Rudy: I talk to them about who bin Laden is, and we also talk about the people we know who died.
Oprah: Have you managed to maintain a solid relationship with your children in spite of the split?
Rudy: Oh, yes. I've missed only one of Andrew's football games, and that was on the first weekend after September 11.
Oprah: I don't know, Mayor—you might be Superman! You're trying to make it to all the funerals while still carrying on with daily business.
Rudy: No, I'm just very lucky. And my son plays early in the morning.
Oprah: What has it meant for you to have Judith in your life during this time?
Rudy: It has been enormously important. She's been with me through two life-threatening experiences—prostate cancer and this. In some ways, cancer was more difficult to deal with because it was more personal. I didn't have a lot of people to share it with.
Oprah: Was your willingness to make your cancer diagnosis public part of telling the truth for yourself?
Rudy: Yes.
Oprah: And you didn't care what anybody thought.

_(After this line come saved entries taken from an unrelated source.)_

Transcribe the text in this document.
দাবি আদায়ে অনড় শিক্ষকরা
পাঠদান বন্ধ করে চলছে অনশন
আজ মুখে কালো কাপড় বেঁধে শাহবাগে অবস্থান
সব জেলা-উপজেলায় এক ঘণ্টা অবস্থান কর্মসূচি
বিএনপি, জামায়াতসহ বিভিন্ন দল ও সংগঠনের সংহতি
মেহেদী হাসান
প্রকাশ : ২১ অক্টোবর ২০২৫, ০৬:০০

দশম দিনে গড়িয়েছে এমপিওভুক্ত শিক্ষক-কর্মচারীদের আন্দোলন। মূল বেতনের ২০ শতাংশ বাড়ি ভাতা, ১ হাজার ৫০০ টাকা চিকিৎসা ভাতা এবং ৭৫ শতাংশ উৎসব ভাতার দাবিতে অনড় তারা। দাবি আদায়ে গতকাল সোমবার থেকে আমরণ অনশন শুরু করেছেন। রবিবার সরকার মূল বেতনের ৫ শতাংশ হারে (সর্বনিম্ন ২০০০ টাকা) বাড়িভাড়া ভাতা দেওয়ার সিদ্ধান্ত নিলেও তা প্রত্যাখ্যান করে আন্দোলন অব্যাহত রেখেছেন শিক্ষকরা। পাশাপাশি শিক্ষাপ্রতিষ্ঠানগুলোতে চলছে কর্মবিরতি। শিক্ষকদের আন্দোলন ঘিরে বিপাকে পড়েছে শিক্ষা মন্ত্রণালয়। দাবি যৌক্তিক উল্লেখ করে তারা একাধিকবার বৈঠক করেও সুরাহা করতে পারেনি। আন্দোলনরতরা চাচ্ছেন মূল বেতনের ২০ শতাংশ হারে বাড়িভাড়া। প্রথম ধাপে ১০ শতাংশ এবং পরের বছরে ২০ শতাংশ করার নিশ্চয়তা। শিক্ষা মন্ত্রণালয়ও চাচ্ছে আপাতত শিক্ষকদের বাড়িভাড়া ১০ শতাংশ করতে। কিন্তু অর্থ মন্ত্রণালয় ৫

Rudy: No. The only time I care what people think is when I believe I've been wrong. When I can say I've been too harsh or brushed something off, I will say I'm sorry.
Oprah: Do you wish there were things in your private life that weren't so public—like the separation and divorce?
Rudy: I wish all of that was private, and I wish I could have dealt with cancer privately. So I talk about it only when I absolutely have to. The only time the private parts of someone's life are relevant is when they're affecting public performance. And just because someone is a public person doesn't mean that any part of his or her private life is open to scrutiny. If someone is doing his or her job, you have to have enough empathy to understand that we all have personal problems.